T-shirts that have been decorated with words or images that represent the experiences of violence against women will be hung from clotheslines at Mic Mac Mall in Dartmouth on November 2, and Halifax Shopping Centre on November 9 between 10 a.m. - 8 p.m. The Project is being displayed in honour of the upcoming 16 Days of Activism Against Gender Violence, which starts on November 25 (International Day for the Elimination of Violence Against Women) and runs until December 10, with December 6 being Canada’s National Day of Remembrance and Action on Violence Against Women.
Halifax Regional Police (HRP) Victim Services has partnered with a number of local organizations to bring the Clothesline Project to HRM. Some of the partners include Bryony House, Alice Housing, Adsum House, YWCA, New Start and Avalon Sexual Assault Centre. The initiative started in Cape Cod, Massachusetts in 1990 to address the issue of violence against women and has since spread world-wide.
Angela Jeffrey of HRP Victim Services says they’ve been asked why this particular medium has been chosen. “The answer is that often people believe that sharing these experiences publically is in some way ‘airing your dirty laundry.’ Of course this is not the case. This is a social issue and crime that must be ‘aired’ and addressed.”

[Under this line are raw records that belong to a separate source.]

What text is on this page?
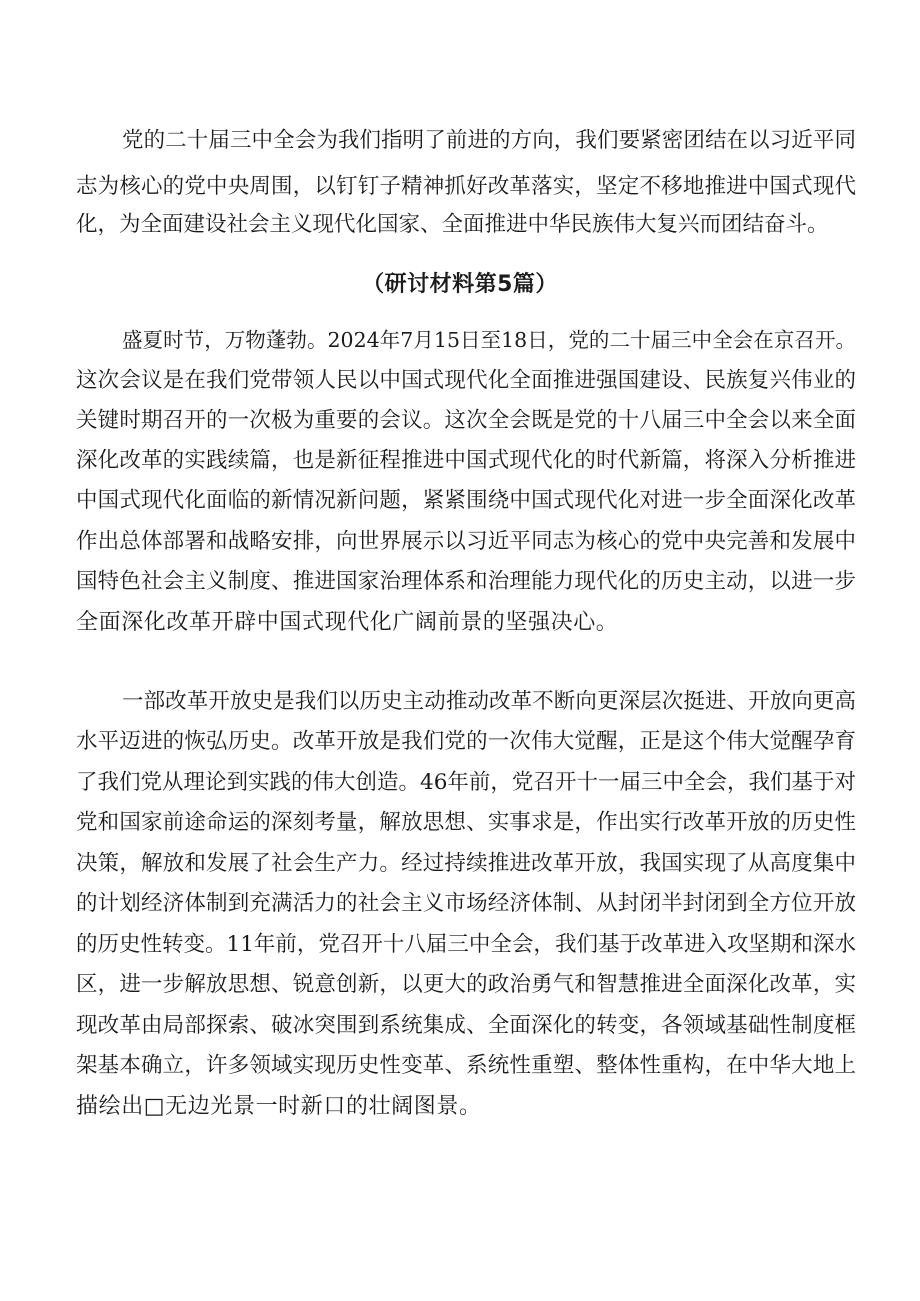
党的二十届三中全会为我们指明了前进的方向，我们要紧密团结在以习近平同
志为核心的党中央周围，以钉钉子精神抓好改革落实，坚定不移地推进中国式现代
化，为全面建设社会主义现代化国家、全面推进中华民族伟大复兴而团结奋斗。
（研讨材料第5篇）
盛夏时节，万物蓬勃。2024年7月15日至18日，党的二十届三中全会在京召开。
这次会议是在我们党带领人民以中国式现代化全面推进强国建设、民族复兴伟业的
关键时期召开的一次极为重要的会议。这次全会既是党的十八届三中全会以来全面
深化改革的实践续篇，也是新征程推进中国式现代化的时代新篇，将深入分析推进
中国式现代化面临的新情况新问题，紧紧围绕中国式现代化对进一步全面深化改革
作出总体部署和战略安排，向世界展示以习近平同志为核心的党中央完善和发展中
国特色社会主义制度、推进国家治理体系和治理能力现代化的历史主动，以进一步
全面深化改革开辟中国式现代化广阔前景的坚强决心。
一部改革开放史是我们以历史主动推动改革不断向更深层次挺进、开放向更高
水平迈进的恢弘历史。改革开放是我们党的一次伟大觉醒，正是这个伟大觉醒孕育
了我们党从理论到实践的伟大创造。46年前，党召开十一届三中全会，我们基于对
党和国家前途命运的深刻考量，解放思想、实事求是，作出实行改革开放的历史性
决策，解放和发展了社会生产力。经过持续推进改革开放，我国实现了从高度集中
的计划经济体制到充满活力的社会主义市场经济体制、从封闭半封闭到全方位开放
的历史性转变。11年前，党召开十八届三中全会，我们基于改革进入攻坚期和深水
区，进一步解放思想、锐意创新，以更大的政治勇气和智慧推进全面深化改革，实
现改革由局部探索、破冰突围到系统集成、全面深化的转变，各领域基础性制度框
架基本确立，许多领域实现历史性变革、系统性重塑、整体性重构，在中华大地上
描绘出□无边光景一时新口的壮阔图景。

Representatives from most of the participating organizations will be taking shifts accompanying the display and will be available to answer questions and provide information.

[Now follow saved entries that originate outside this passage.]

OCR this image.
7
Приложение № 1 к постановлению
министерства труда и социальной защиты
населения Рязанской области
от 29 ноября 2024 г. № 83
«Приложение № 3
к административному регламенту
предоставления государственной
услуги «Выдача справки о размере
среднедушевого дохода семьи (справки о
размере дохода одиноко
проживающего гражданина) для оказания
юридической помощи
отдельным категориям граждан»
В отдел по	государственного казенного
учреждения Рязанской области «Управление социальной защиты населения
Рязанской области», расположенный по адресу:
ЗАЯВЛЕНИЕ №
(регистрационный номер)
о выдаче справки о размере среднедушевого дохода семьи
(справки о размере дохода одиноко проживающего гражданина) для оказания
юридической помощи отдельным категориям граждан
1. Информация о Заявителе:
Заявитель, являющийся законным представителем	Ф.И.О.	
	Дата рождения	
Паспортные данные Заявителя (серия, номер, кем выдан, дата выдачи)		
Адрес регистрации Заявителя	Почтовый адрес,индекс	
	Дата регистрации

“The stats are staggering. Every week, at least one woman in Canada is murdered by a current or former intimate partner.* Also in our country, a woman is sexually assaulted by forced penetration every 17 minutes,”** says Jeffrey. “The goal of the event is to bring awareness to the community about the issue of woman abuse. It’s only when we begin to really talk about this social problem that we will begin to solve it.”